La protection des données : un enjeu majeur pour tous les acteurs de la santé

Entretien avec Auriane Lemesle, Référente régionale de la Sécurité des Systèmes d’Information – GCS e-santé Pays de la Loire et Secrétaire Générale de l’Association pour la Promotion de la Sécurité des Systèmes d’Information de Santé (APSSIS).

 

Propos recueillis par Philippe Richard

 

Quels sont les enjeux et objectifs de la sécurité des SI dans le secteur de la santé ?
Dans un contexte de nécessité d’améliorer le système de santé, les systèmes d’information (SI) constituent un levier essentiel dans l’amélioration de la qualité / sécurité des soins et de l’efficience. Les nouvelles technologies envahissent le quotidien des établissements et acteurs de santé. Ainsi, les systèmes d’information de santé deviennent de plus en plus connectés, ouverts, mutualisés et interfacés… Cela engendre de nouvelles menaces et donc de nouveaux risques.

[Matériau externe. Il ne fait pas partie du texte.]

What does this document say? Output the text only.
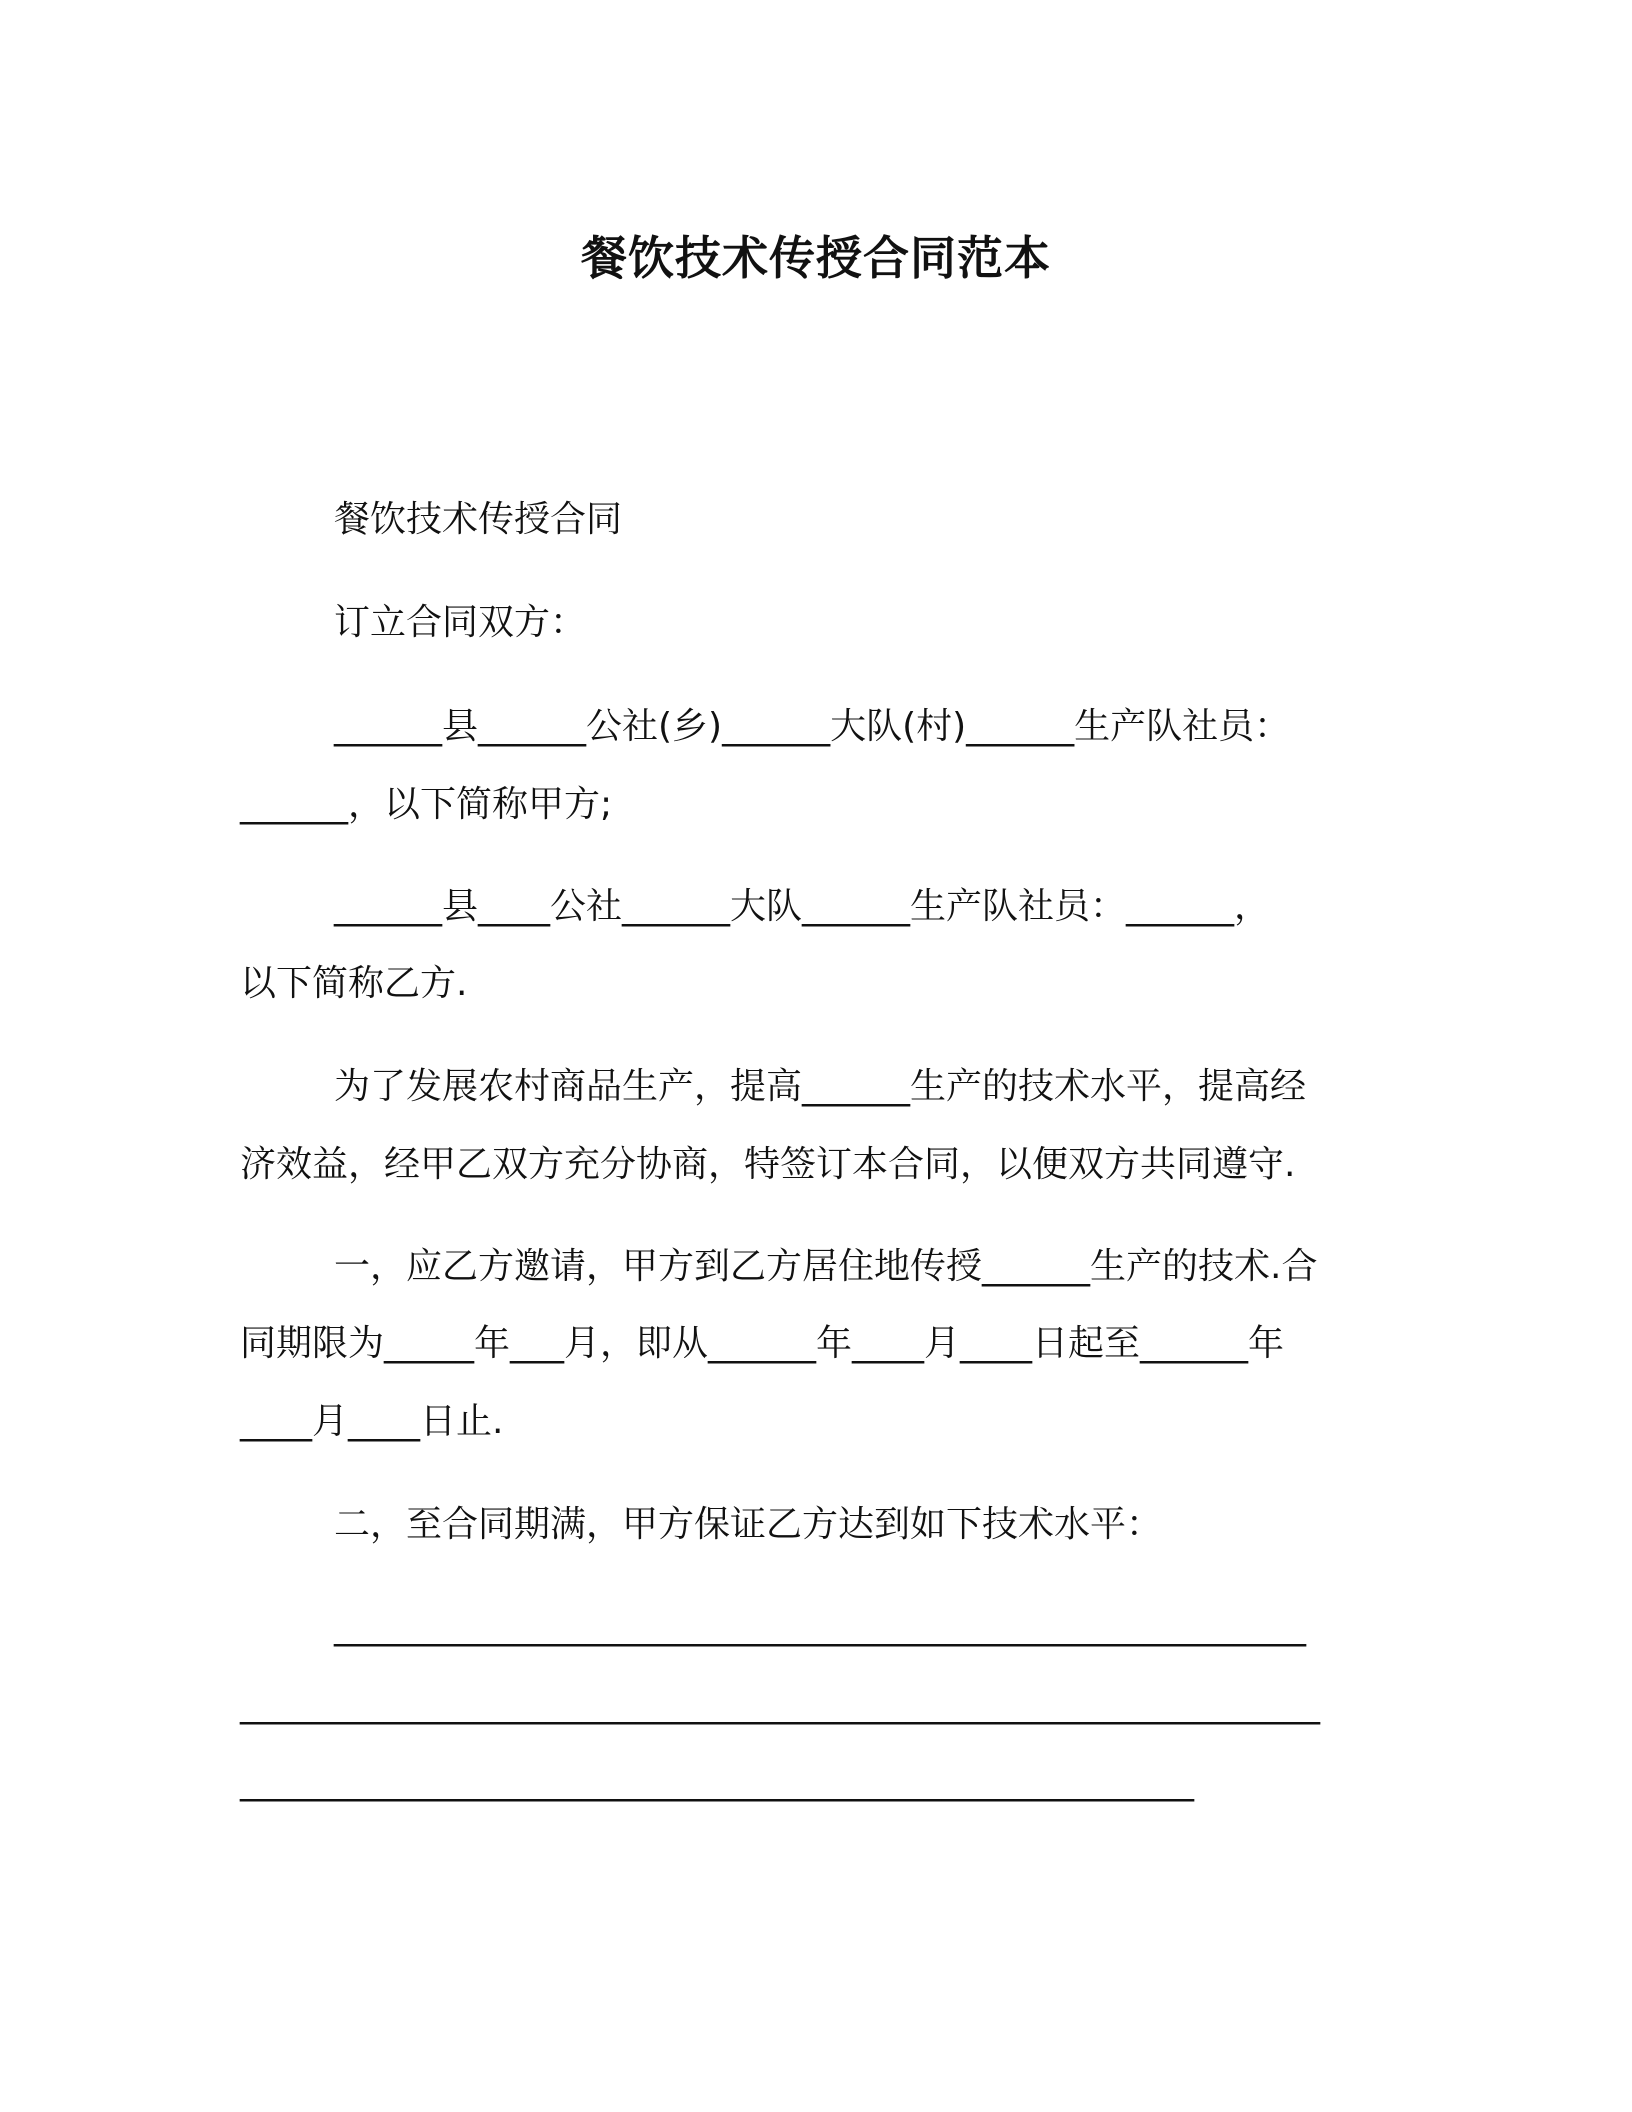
餐饮技术传授合同范本
餐饮技术传授合同
订立合同双方：
______县______公社(乡)______大队(村)______生产队社员：
______，以下简称甲方;
______县____公社______大队______生产队社员：______，
以下简称乙方.
为了发展农村商品生产，提高______生产的技术水平，提高经
济效益，经甲乙双方充分协商，特签订本合同，以便双方共同遵守.
一，应乙方邀请，甲方到乙方居住地传授______生产的技术.合
同期限为_____年___月，即从______年____月____日起至______年
____月____日止.
二，至合同期满，甲方保证乙方达到如下技术水平：
______________________________________________________
____________________________________________________________
_____________________________________________________
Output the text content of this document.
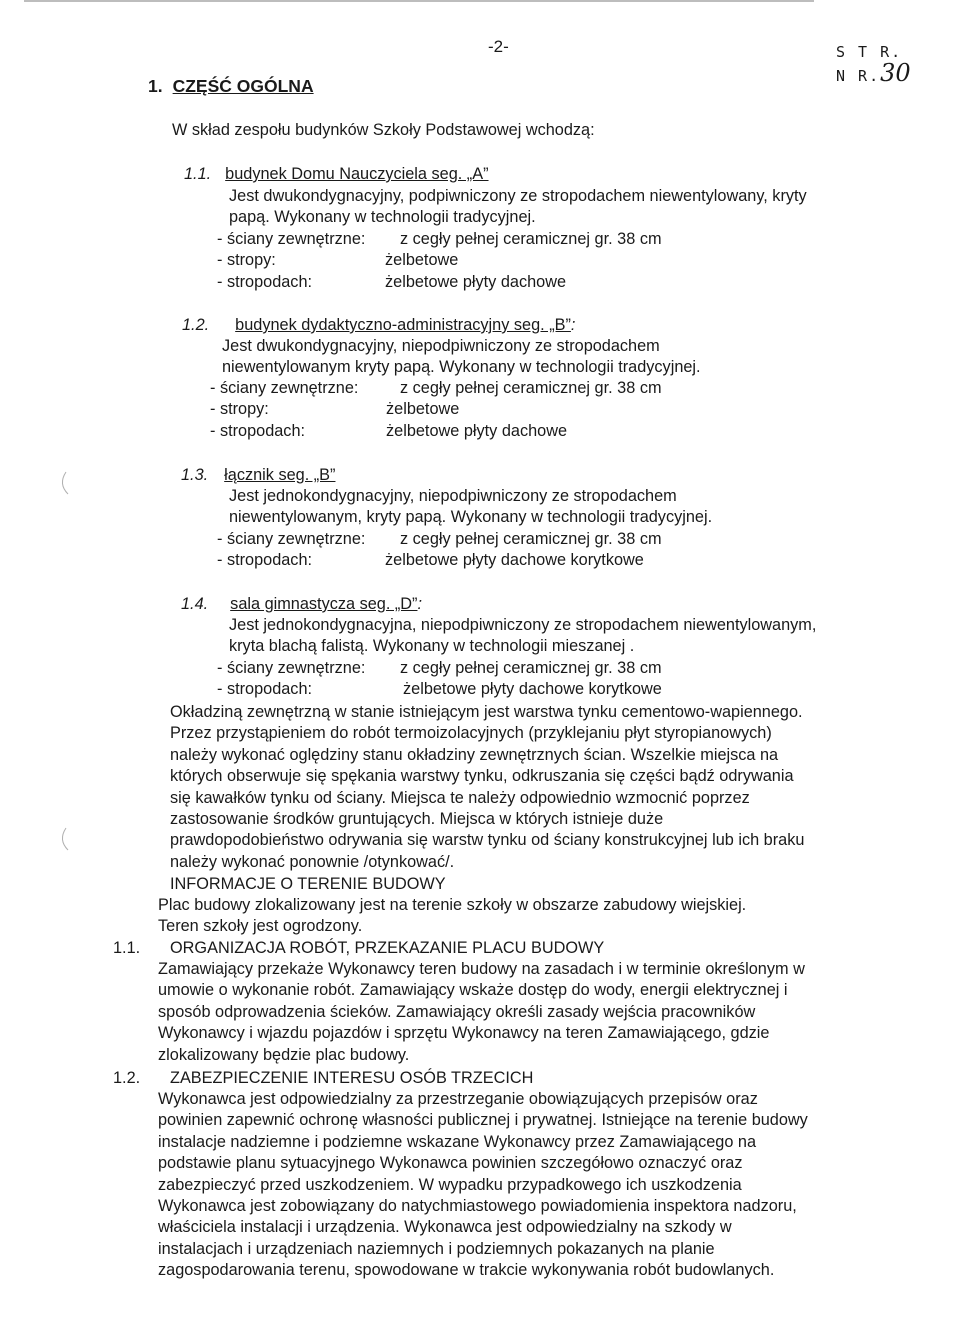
-2-	S T R.
N R.30
1. CZĘŚĆ OGÓLNA
W skład zespołu budynków Szkoły Podstawowej wchodzą:
1.1. budynek Domu Nauczyciela seg. „A”
Jest dwukondygnacyjny, podpiwniczony ze stropodachem niewentylowany, kryty
papą. Wykonany w technologii tradycyjnej.
- ściany zewnętrzne:	z cegły pełnej ceramicznej gr. 38 cm
- stropy:	żelbetowe
- stropodach:	żelbetowe płyty dachowe
1.2. budynek dydaktyczno-administracyjny seg. „B”:
Jest dwukondygnacyjny, niepodpiwniczony ze stropodachem
niewentylowanym kryty papą. Wykonany w technologii tradycyjnej.
- ściany zewnętrzne:	z cegły pełnej ceramicznej gr. 38 cm
- stropy:	żelbetowe
- stropodach:	żelbetowe płyty dachowe
1.3. łącznik seg. „B”
Jest jednokondygnacyjny, niepodpiwniczony ze stropodachem
niewentylowanym, kryty papą. Wykonany w technologii tradycyjnej.
- ściany zewnętrzne:	z cegły pełnej ceramicznej gr. 38 cm
- stropodach:	żelbetowe płyty dachowe korytkowe
1.4. sala gimnastycza seg. „D”:
Jest jednokondygnacyjna, niepodpiwniczony ze stropodachem niewentylowanym,
kryta blachą falistą. Wykonany w technologii mieszanej .
- ściany zewnętrzne:	z cegły pełnej ceramicznej gr. 38 cm
- stropodach:	żelbetowe płyty dachowe korytkowe
Okładziną zewnętrzną w stanie istniejącym jest warstwa tynku cementowo-wapiennego.
Przez przystąpieniem do robót termoizolacyjnych (przyklejaniu płyt styropianowych)
należy wykonać oględziny stanu okładziny zewnętrznych ścian. Wszelkie miejsca na
których obserwuje się spękania warstwy tynku, odkruszania się części bądź odrywania
się kawałków tynku od ściany. Miejsca te należy odpowiednio wzmocnić poprzez
zastosowanie środków gruntujących. Miejsca w których istnieje duże
prawdopodobieństwo odrywania się warstw tynku od ściany konstrukcyjnej lub ich braku
należy wykonać ponownie /otynkować/.
INFORMACJE O TERENIE BUDOWY
Plac budowy zlokalizowany jest na terenie szkoły w obszarze zabudowy wiejskiej.
Teren szkoły jest ogrodzony.
1.1. ORGANIZACJA ROBÓT, PRZEKAZANIE PLACU BUDOWY
Zamawiający przekaże Wykonawcy teren budowy na zasadach i w terminie określonym w
umowie o wykonanie robót. Zamawiający wskaże dostęp do wody, energii elektrycznej i
sposób odprowadzenia ścieków. Zamawiający określi zasady wejścia pracowników
Wykonawcy i wjazdu pojazdów i sprzętu Wykonawcy na teren Zamawiającego, gdzie
zlokalizowany będzie plac budowy.
1.2. ZABEZPIECZENIE INTERESU OSÓB TRZECICH
Wykonawca jest odpowiedzialny za przestrzeganie obowiązujących przepisów oraz
powinien zapewnić ochronę własności publicznej i prywatnej. Istniejące na terenie budowy
instalacje nadziemne i podziemne wskazane Wykonawcy przez Zamawiającego na
podstawie planu sytuacyjnego Wykonawca powinien szczegółowo oznaczyć oraz
zabezpieczyć przed uszkodzeniem. W wypadku przypadkowego ich uszkodzenia
Wykonawca jest zobowiązany do natychmiastowego powiadomienia inspektora nadzoru,
właściciela instalacji i urządzenia. Wykonawca jest odpowiedzialny na szkody w
instalacjach i urządzeniach naziemnych i podziemnych pokazanych na planie
zagospodarowania terenu, spowodowane w trakcie wykonywania robót budowlanych.
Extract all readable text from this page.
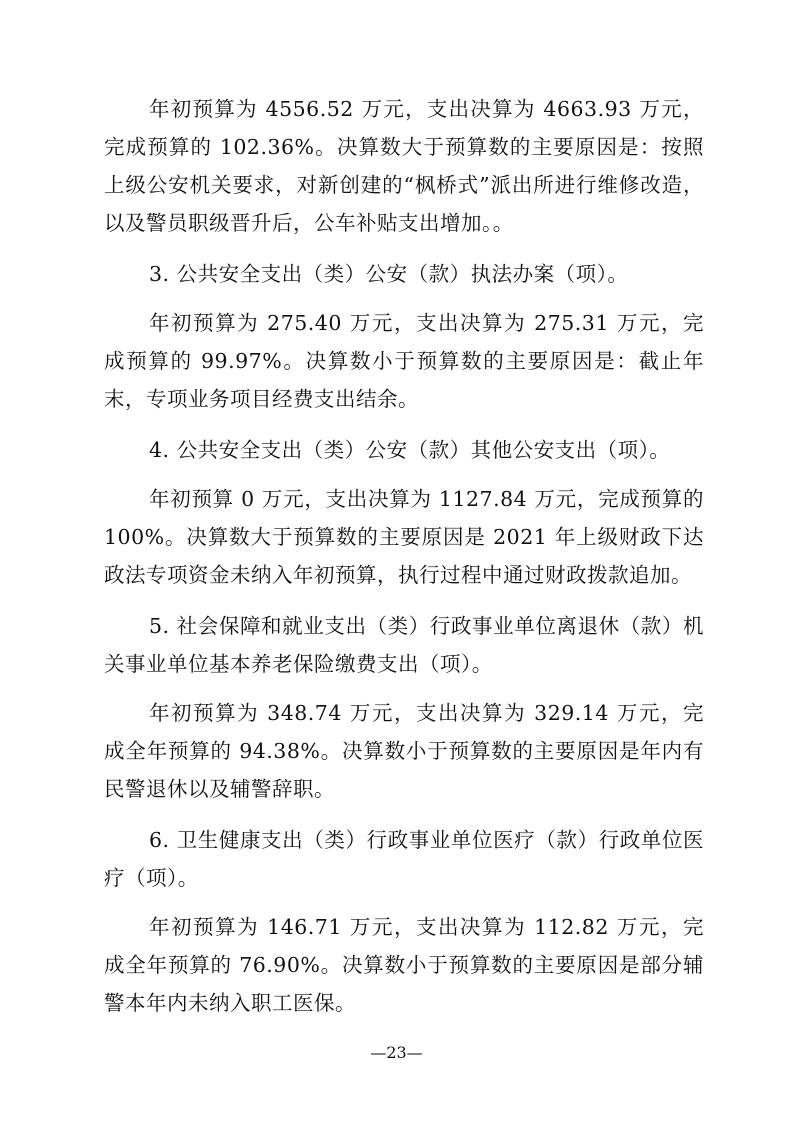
年初预算为 4556.52 万元，支出决算为 4663.93 万元，完成预算的 102.36%。决算数大于预算数的主要原因是：按照上级公安机关要求，对新创建的“枫桥式”派出所进行维修改造，以及警员职级晋升后，公车补贴支出增加。。

3. 公共安全支出（类）公安（款）执法办案（项）。

年初预算为 275.40 万元，支出决算为 275.31 万元，完成预算的 99.97%。决算数小于预算数的主要原因是：截止年末，专项业务项目经费支出结余。

4. 公共安全支出（类）公安（款）其他公安支出（项）。

年初预算 0 万元，支出决算为 1127.84 万元，完成预算的100%。决算数大于预算数的主要原因是 2021 年上级财政下达政法专项资金未纳入年初预算，执行过程中通过财政拨款追加。

5. 社会保障和就业支出（类）行政事业单位离退休（款）机关事业单位基本养老保险缴费支出（项）。

年初预算为 348.74 万元，支出决算为 329.14 万元，完成全年预算的 94.38%。决算数小于预算数的主要原因是年内有民警退休以及辅警辞职。

6. 卫生健康支出（类）行政事业单位医疗（款）行政单位医疗（项）。

年初预算为 146.71 万元，支出决算为 112.82 万元，完成全年预算的 76.90%。决算数小于预算数的主要原因是部分辅警本年内未纳入职工医保。

—23—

Par exemple, il peut être impossible d’accéder aux données d’un patient à cause d’un virus qui chiffre les données ; un défaut dans un logiciel peut entraîner des modifications intempestives des données ; des données peuvent être divulguées de manière intentionnelle ou non… Il est alors indispensable d’assurer la confiance des usagers ainsi que des acteurs de santé envers ces systèmes. Afin de répondre à ces enjeux, il est nécessaire d’assurer la disponibilité des SI, l’intégrité des données et des traitements, la confidentialité des informations ainsi que la traçabilité des événements s’étant produits sur le système d’information.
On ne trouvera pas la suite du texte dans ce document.